Monday, December 17, 2012

Winter break

Well, yesterday marked the end of my most recent semester. I was in charge of putting our paper through TurnItIn, reviewing the report, and submitting to our professor. It went terribly.

First, I ran the paper through TurnItIn and viewed the Similarity report. The web app was telling me the paper scored a 7% similar to its databases, but had nothing flagged in the paper. Commenting on it being weird to my wife, I downloaded the useless report and submitted the papers.

A few hours later, the rest of my team drew my attention back to the useless papers. Prompted by their concerns, I returned to TurnItIn and scanned around the app's interface. As it turns out, you can toggle off the report display so that it just shows what you submitted. Pointless, as I already have the file I submitted. So I toggled it on, downloaded the less useless report and submitted it again.

After a few more hours, the team contacted me concerned that my whole post was missing.

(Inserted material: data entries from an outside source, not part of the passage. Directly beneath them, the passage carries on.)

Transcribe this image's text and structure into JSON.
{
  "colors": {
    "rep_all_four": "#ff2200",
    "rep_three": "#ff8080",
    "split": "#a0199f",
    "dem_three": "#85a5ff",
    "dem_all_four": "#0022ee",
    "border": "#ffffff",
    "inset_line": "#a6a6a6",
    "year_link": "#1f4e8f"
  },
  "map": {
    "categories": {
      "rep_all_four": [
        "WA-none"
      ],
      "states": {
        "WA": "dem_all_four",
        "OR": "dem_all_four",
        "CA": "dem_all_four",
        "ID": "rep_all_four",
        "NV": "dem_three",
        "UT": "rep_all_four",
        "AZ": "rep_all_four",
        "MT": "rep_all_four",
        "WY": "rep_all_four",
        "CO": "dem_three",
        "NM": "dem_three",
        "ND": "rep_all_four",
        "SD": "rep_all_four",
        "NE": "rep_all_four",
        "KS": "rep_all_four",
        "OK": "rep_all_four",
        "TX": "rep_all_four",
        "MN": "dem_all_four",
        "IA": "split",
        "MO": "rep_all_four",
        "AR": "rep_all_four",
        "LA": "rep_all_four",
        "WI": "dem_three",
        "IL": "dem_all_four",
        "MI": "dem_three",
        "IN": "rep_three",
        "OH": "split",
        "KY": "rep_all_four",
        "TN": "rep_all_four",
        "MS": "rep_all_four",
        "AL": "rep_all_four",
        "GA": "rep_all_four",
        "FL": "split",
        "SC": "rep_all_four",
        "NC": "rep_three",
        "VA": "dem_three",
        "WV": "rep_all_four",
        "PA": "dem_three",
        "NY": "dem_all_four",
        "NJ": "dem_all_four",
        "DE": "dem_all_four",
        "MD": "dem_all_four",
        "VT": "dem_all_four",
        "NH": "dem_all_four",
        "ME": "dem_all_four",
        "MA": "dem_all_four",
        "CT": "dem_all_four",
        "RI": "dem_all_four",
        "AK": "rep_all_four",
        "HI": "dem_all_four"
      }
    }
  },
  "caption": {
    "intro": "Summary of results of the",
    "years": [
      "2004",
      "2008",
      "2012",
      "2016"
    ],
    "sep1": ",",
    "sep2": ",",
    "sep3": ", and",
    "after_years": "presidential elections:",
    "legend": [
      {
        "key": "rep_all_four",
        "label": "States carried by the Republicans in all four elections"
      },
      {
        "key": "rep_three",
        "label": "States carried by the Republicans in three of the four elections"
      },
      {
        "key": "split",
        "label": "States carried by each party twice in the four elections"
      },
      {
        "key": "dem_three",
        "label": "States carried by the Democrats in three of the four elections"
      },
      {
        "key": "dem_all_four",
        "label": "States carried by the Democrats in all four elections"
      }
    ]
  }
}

Back to the website, attach the files again, and post.

Today, I got home from work and checked my email and the class page. (Note it is now after the submission deadline.) My attention is drawn, at prompting from my team, to the fact that TurnItIn claims a 3% match to www.uspto.gov. This claim is really bizarre, as we don't even have a reference for uspto.gov in our paper. Looking into it, the service is correct and we submitted a paper with two paragraphs ripped nearly word for word from this paper by the United States Patent and Trademark Office. Ridiculous.

In an attempt to save the team from my mistake, I have submitted the following amendment to my Self and Peer Evaluation concerning the paper to the professor.

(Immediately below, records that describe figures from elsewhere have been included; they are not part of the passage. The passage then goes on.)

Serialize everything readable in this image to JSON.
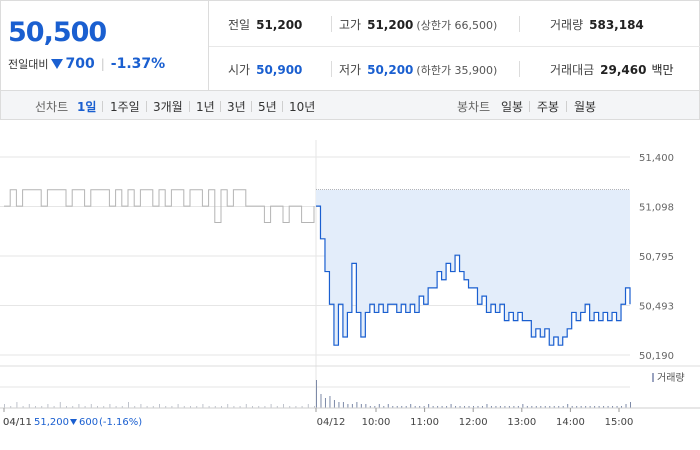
{
  "quote": {
    "price": "50,500",
    "change_label": "전일대비",
    "change_value": "700",
    "change_rate": "-1.37%",
    "stats": {
      "prev_close": {
        "label": "전일",
        "value": "51,200"
      },
      "high": {
        "label": "고가",
        "value": "51,200",
        "sub": "(상한가 66,500)"
      },
      "volume": {
        "label": "거래량",
        "value": "583,184"
      },
      "open": {
        "label": "시가",
        "value": "50,900"
      },
      "low": {
        "label": "저가",
        "value": "50,200",
        "sub": "(하한가 35,900)"
      },
      "trade_amount": {
        "label": "거래대금",
        "value": "29,460",
        "unit": "백만"
      }
    }
  },
  "period_bar": {
    "line_chart_label": "선차트",
    "line_periods": [
      "1일",
      "1주일",
      "3개월",
      "1년",
      "3년",
      "5년",
      "10년"
    ],
    "selected": "1일",
    "candle_chart_label": "봉차트",
    "candle_periods": [
      "일봉",
      "주봉",
      "월봉"
    ]
  },
  "colors": {
    "accent": "#1a5fd0",
    "prev_line": "#b4b4b4",
    "area_fill": "#e3edfa",
    "grid": "#e6e6e6",
    "volume_bar": "#7d8aa8"
  },
  "chart_data": {
    "type": "line",
    "y_ticks": [
      "51,400",
      "51,098",
      "50,795",
      "50,493",
      "50,190"
    ],
    "ylim": [
      50190,
      51400
    ],
    "x_ticks": [
      "04/11",
      "04/12",
      "10:00",
      "11:00",
      "12:00",
      "13:00",
      "14:00",
      "15:00"
    ],
    "volume_legend": "거래량",
    "prev_day_summary": {
      "date": "04/11",
      "close": "51,200",
      "change": "600",
      "rate": "(-1.16%)"
    },
    "reference_price": 51200,
    "prev_day_series": {
      "name": "04/11",
      "x": [
        0,
        1,
        2,
        3,
        4,
        5,
        6,
        7,
        8,
        9,
        10,
        11,
        12,
        13,
        14,
        15,
        16,
        17,
        18,
        19,
        20,
        21,
        22,
        23,
        24,
        25,
        26,
        27,
        28,
        29,
        30,
        31,
        32,
        33,
        34,
        35,
        36,
        37,
        38,
        39,
        40,
        41,
        42,
        43,
        44,
        45,
        46,
        47,
        48,
        49,
        50
      ],
      "values": [
        51100,
        51200,
        51100,
        51200,
        51200,
        51200,
        51100,
        51200,
        51200,
        51200,
        51100,
        51200,
        51200,
        51100,
        51200,
        51200,
        51200,
        51100,
        51200,
        51100,
        51200,
        51100,
        51200,
        51200,
        51100,
        51200,
        51100,
        51200,
        51200,
        51100,
        51200,
        51200,
        51100,
        51200,
        51000,
        51200,
        51100,
        51200,
        51200,
        51100,
        51100,
        51100,
        51000,
        51100,
        51100,
        51000,
        51100,
        51100,
        51000,
        51000,
        51100
      ]
    },
    "today_series": {
      "name": "04/12",
      "x": [
        0,
        1,
        2,
        3,
        4,
        5,
        6,
        7,
        8,
        9,
        10,
        11,
        12,
        13,
        14,
        15,
        16,
        17,
        18,
        19,
        20,
        21,
        22,
        23,
        24,
        25,
        26,
        27,
        28,
        29,
        30,
        31,
        32,
        33,
        34,
        35,
        36,
        37,
        38,
        39,
        40,
        41,
        42,
        43,
        44,
        45,
        46,
        47,
        48,
        49,
        50,
        51,
        52,
        53,
        54,
        55,
        56,
        57,
        58,
        59,
        60,
        61,
        62,
        63,
        64,
        65,
        66,
        67,
        68,
        69,
        70
      ],
      "values": [
        51100,
        50900,
        50700,
        50500,
        50250,
        50500,
        50300,
        50450,
        50750,
        50450,
        50300,
        50450,
        50500,
        50450,
        50500,
        50450,
        50500,
        50500,
        50450,
        50500,
        50450,
        50500,
        50450,
        50550,
        50500,
        50600,
        50600,
        50700,
        50650,
        50750,
        50700,
        50800,
        50700,
        50650,
        50600,
        50600,
        50500,
        50550,
        50450,
        50500,
        50450,
        50500,
        50400,
        50450,
        50400,
        50450,
        50400,
        50400,
        50300,
        50350,
        50300,
        50350,
        50250,
        50300,
        50250,
        50300,
        50350,
        50450,
        50400,
        50450,
        50500,
        50400,
        50450,
        50400,
        50450,
        50400,
        50450,
        50400,
        50500,
        50600,
        50500
      ]
    },
    "volume": {
      "prev_day": [
        2,
        1,
        3,
        1,
        2,
        1,
        1,
        2,
        1,
        3,
        1,
        1,
        2,
        1,
        2,
        1,
        1,
        2,
        1,
        1,
        3,
        1,
        2,
        1,
        1,
        2,
        1,
        1,
        2,
        1,
        1,
        1,
        2,
        1,
        1,
        1,
        2,
        1,
        1,
        2,
        1,
        1,
        1,
        2,
        1,
        2,
        1,
        1,
        1,
        2,
        1
      ],
      "today": [
        14,
        7,
        5,
        6,
        4,
        3,
        3,
        2,
        2,
        3,
        2,
        2,
        1,
        1,
        2,
        1,
        2,
        1,
        1,
        1,
        1,
        2,
        1,
        1,
        1,
        2,
        1,
        1,
        1,
        1,
        2,
        1,
        1,
        1,
        1,
        1,
        1,
        1,
        2,
        1,
        1,
        1,
        1,
        1,
        1,
        1,
        2,
        1,
        1,
        1,
        1,
        1,
        1,
        1,
        1,
        1,
        2,
        1,
        1,
        1,
        1,
        1,
        1,
        1,
        1,
        1,
        1,
        1,
        1,
        2,
        3
      ]
    }
  }
}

I need to amend my evaluation.

There are two paragraphs that made it to the submitted TEAMNAME paper which are pulled almost verbatim from http://www.uspto.gov/about/vendor_info/current_acquisitions/sdi_ng/ocio_6016_10q.pdf without citation and without even a reference to www.uspto.gov.

I had felt I was being harsh on TEAMMATE0 in what I turned it, but it was too light.

He did not attend the work planning, threw together a quick, plagiarized section which required significant maintenance to even look passable, and withdrew his support from any of the post-drafting collaboration.

That said, I was the one who ran the paper through turnitin. I did not catch the two paragraphs in time. TEAMMATE1, TEAMMATE2, and TEAMMATE3 attended the planning, communicated often, and carried out their assigned portions of the work. The failure to prevent the plagiarized paragraphs from making it to submission was on me. My first paper had a 10% score overall, and 9% to SCHOOL papers that I never had seen, so it made me lose any faith I had in the turnitin system, so I didn't delve into what the 7% score was. I didn't trust the scanner, so all I concerned myself with was making sure that the paper didn't hit the 15% threshold.

The majority of the TEAMNAME group performed their responsibilities to satisfaction and deserve to have their grade based on the merit of the writing. The blame for the Internet and User Furnished Device Policy sections falls to TEAMMATE0 for submitting it as his section and to me for not catching it during my review.